One could hardly imagine a more genial subject for The Life Scientific (Radio 4, Tuesday of last week). Professor Greene is known for his broadcasting and writing; so communicating big ideas is what he does best. And, even if the untutored among us learned only that the universe is like a hosepipe, and is made up of ten — or is it 11? — dimensions, then we at least got some sense of the disciplinary realm in which this work currently operates. Crucially, these theories are predicted by the mathematics, but have not, in the 25 years since their first proposition, been confirmed through experiment.
It is a long time to wait. Professor Greene declares that he would be thrilled if he were proved wrong, just so that he and his colleagues could move on. It is a brave statement — one that for most career scientists would induce a more immediate hollow dread than the end of time.

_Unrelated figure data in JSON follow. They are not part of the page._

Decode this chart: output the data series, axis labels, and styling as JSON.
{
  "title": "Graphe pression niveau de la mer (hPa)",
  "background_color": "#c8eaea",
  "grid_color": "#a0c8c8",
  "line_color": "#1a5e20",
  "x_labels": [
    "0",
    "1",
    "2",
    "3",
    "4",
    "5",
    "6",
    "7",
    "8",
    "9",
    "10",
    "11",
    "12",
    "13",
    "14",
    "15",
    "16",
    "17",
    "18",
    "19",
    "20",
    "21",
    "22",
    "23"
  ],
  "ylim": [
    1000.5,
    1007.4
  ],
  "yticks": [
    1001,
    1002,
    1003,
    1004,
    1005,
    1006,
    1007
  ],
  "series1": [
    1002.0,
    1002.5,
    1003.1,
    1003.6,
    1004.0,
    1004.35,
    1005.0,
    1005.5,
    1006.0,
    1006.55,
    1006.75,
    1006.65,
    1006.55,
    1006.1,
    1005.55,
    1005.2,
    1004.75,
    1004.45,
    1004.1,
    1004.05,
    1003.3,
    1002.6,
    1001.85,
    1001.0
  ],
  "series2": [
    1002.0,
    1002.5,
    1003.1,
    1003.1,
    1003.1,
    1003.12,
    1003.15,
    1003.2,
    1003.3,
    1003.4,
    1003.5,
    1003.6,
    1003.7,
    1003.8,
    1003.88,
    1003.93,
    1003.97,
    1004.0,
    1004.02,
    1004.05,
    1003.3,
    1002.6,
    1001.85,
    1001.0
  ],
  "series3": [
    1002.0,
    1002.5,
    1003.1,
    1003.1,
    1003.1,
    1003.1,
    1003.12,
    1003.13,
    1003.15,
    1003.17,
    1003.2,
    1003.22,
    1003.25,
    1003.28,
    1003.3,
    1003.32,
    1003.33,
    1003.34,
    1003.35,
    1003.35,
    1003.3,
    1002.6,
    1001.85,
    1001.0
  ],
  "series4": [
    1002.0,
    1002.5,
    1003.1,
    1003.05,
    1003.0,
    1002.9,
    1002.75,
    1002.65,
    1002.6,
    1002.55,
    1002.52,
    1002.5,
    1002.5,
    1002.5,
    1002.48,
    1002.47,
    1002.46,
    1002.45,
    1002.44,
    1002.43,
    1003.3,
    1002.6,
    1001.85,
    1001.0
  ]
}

Jon Ronson is a worrier. The author of numerous books and broadcasts about the curious, the eccentric, and the dangerous, he will admit to a range of phobias and syndromes, each of which particularise types of anxiety which most of us would associate with the normal stuff of being human. In contrast, his media doppelgänger Louis Theroux appears straightforward and unselfconscious. Hence the title of his new podcast, Grounded with Louis Theroux (BBC Sounds, released weekly on Mondays), in which Theroux, prevented from roaming the United States in search of bizarre personalities, catches up with friends over the phone.

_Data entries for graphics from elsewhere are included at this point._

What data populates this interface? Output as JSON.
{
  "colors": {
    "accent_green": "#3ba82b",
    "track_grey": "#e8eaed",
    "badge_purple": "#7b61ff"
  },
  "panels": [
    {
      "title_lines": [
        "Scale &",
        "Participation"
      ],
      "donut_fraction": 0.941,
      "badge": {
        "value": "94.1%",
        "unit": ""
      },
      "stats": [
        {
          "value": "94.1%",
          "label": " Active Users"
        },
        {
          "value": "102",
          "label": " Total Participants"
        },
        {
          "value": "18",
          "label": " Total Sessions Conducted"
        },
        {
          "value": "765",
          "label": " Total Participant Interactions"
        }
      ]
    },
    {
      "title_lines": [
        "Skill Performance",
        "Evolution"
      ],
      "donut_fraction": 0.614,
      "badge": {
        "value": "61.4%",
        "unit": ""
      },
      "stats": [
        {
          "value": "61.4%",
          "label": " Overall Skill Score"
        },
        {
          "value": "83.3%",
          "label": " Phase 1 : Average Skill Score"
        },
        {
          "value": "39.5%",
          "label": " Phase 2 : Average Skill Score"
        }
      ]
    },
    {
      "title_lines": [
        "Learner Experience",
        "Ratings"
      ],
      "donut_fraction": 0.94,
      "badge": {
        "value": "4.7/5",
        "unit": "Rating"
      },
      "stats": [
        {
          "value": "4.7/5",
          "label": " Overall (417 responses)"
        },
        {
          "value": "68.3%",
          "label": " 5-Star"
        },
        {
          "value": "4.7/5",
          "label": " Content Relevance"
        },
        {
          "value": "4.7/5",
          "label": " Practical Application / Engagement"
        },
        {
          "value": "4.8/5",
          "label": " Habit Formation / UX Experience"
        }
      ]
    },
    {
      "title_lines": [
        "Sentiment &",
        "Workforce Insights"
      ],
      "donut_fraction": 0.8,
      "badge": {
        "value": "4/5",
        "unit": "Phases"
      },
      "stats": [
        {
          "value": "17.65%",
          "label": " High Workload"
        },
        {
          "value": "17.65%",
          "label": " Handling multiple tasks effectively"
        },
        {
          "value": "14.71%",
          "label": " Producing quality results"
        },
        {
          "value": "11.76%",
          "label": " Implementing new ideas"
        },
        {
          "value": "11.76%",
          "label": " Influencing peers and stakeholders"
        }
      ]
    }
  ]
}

Ronson made an excellent first guest — indeed, a dream ticket for those who buy into the Ronson/Theroux shtick: sympathetic and yet sceptical, credulous and yet ironic. As professional conspiracy-theory-watchers, they are already being provided with plenty of new material by Covid-19, as claims that it’s all about the roll-out of 5G proliferate in the madder parts of social media.
Just as television and the internet are laden with generous servings of archive performances, so, too, radio: notably, a re-broadcast of Tom Stoppard’s 1991 radio play In the Native State as part of the Drama on 3 strand (Radio 3, Sunday). This account of colonial and post-colonial attitudes to India may inevitably show its age, so much more complicated has the colonial debate become of late; but it is worth a listen all the same, not least to hear Dame Peggy Ashcroft in her final huzzah.